I.1.3.4 Les verrous à lever

Pour clore cette partie, nous donnons dans ce paragraphe une liste non-exhaustive des contraintes et challenges qu’ils restent aujourd’hui à surmonter pour l’électrification des systèmes. L’ensemble de ces sujets ont fait ou font aujourd’hui l’objet de recherches dans les différents projets nationaux ou européens relatifs à l’avion plus électrique : Power Optimized Aircraft (POA, 2001-2007), More Open Electrical Technologies (MOET, 2006-2009) [MOET], Clean Sky (2008-2015) [CLSK], Actuation 2015 (2011-2014) [ACT15], Gestion Optimisée de l’Energie (GENOME, 2012-2017). Les principaux verrous à surmonter pour l’avion plus électrique sont donc :

 l’architecture des réseaux électriques. La disparition des réseaux hydrauliques et pneumatiques entraînera un report des exigences de fiabilité et d’opérabilité sur le réseau électrique. De nouvelles solutions architecturales doivent donc être définies afin de répondre à cet accroissement de périmètre tout en limitant l’impact en termes de masse.

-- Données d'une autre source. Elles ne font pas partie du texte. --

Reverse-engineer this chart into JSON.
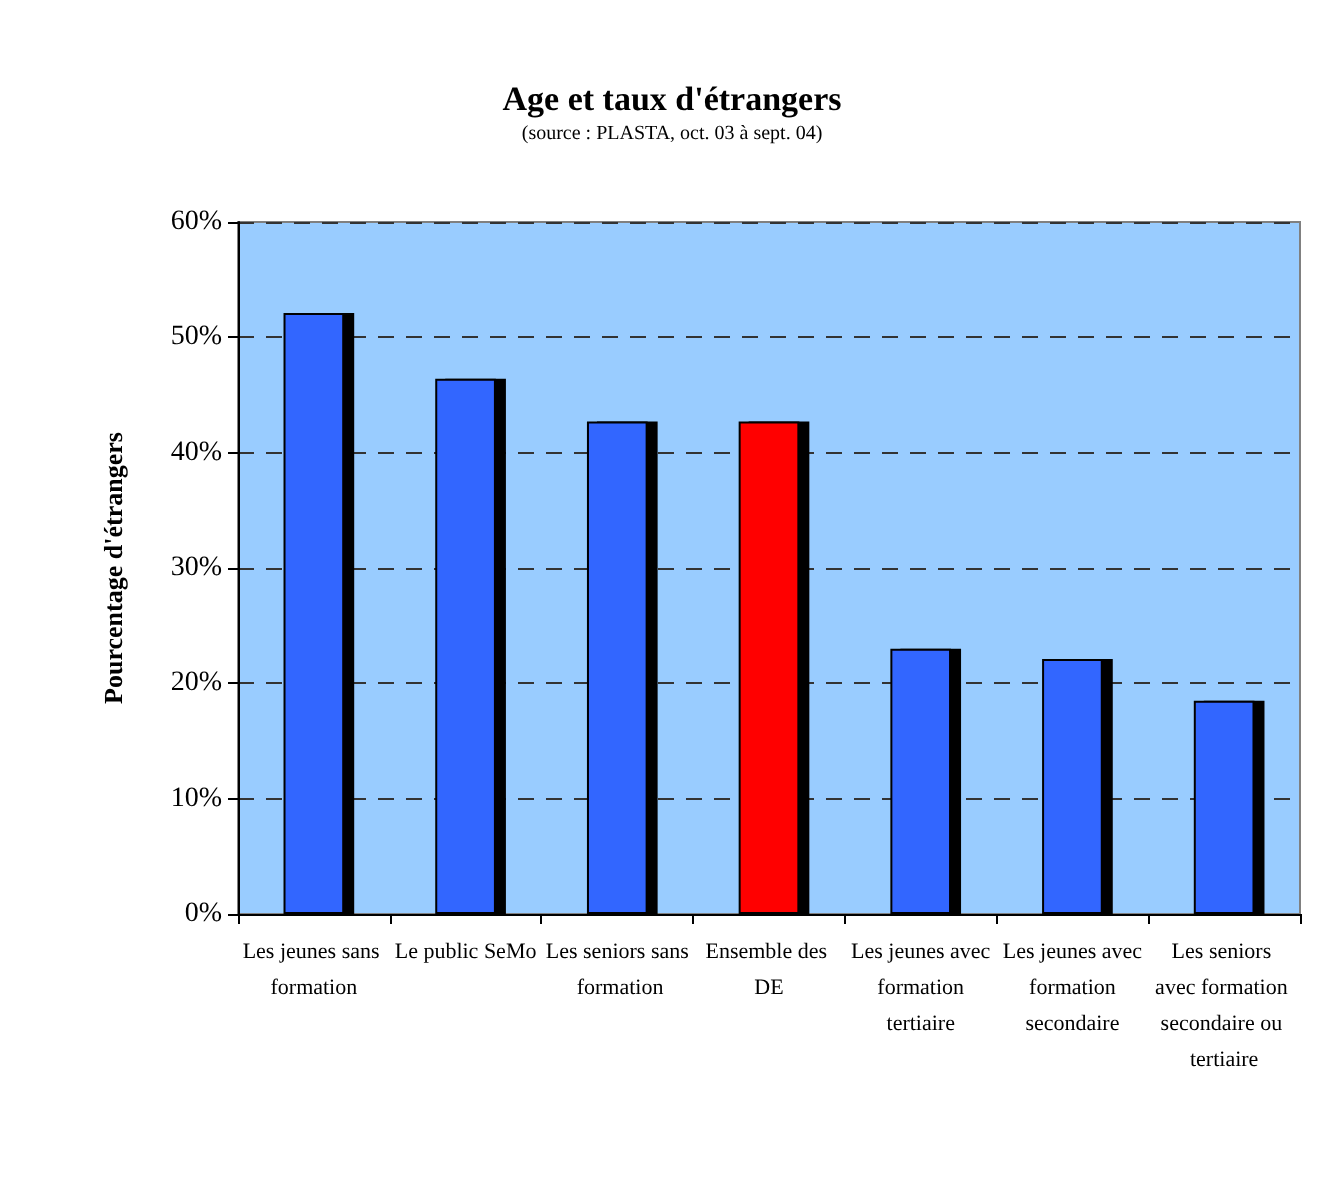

 l’intégration des équipements électriques. Un exemple typique est donné par l’électronique de puissance pilotant les machines électriques. Avec l’avion plus

électrique, les modules d’électronique de puissance devront commander des machines

de taille plus conséquente. L’augmentation de la compacité des dispositifs d’électronique de puissance, c’est-à-dire les ratios « 𝑘𝑊 𝑘𝑔⁄ » et « 𝑘𝑊 𝑚⁄ » est donc 3 de toute première importance. En électronique de puissance, des évolutions technologiques (composants grands gap SiC, GaN,…) [ALA11] et structurelles (structures multi niveaux, couplage magnétique,…) [BEL11] majeures sont attendues : cette dimension technique et technologique ne fait pas partie des objectifs de cette thèse mais en constitue une perspective essentielle.

 la gestion thermique. En effet, tout système électrique rejette des calories, l’avion plus électrique amènera donc un accroissement des pertes thermiques qui devront être maîtrisées et évacuées tous en limitant l’impact au niveau de la masse de l’avion et de la trainée induite.

 la compatibilité électromagnétique (CEM) est aujourd’hui prise en compte afin de ne pas détériorer le fonctionnement de certains systèmes électriques ou électroniques. Des règles de conception et d’installation pour le câblage et les systèmes existent. Avec l’accroissement des échanges de puissance électrique, ces phénomènes devront être mieux maîtrisés pour éviter des surdimensionnements inutiles.

 le critère économique. Le lancement d’un avion plus électrique n’est pas seulement conditionné par une faisabilité technique. Le critère économique notamment représenté par le prix d’achat des nouveaux équipements à bord de l’avion plus électrique est primordial. Cette problématique est étroitement liée au processus d’industrialisation. Une baisse des coûts de développement et de fabrication passera par la standardisation des équipements. Le projet européen « Actuation 2015 », visant à développer des briques élémentaires standardisées pour les actionneurs électriques, illustre cette tendance [ACT15].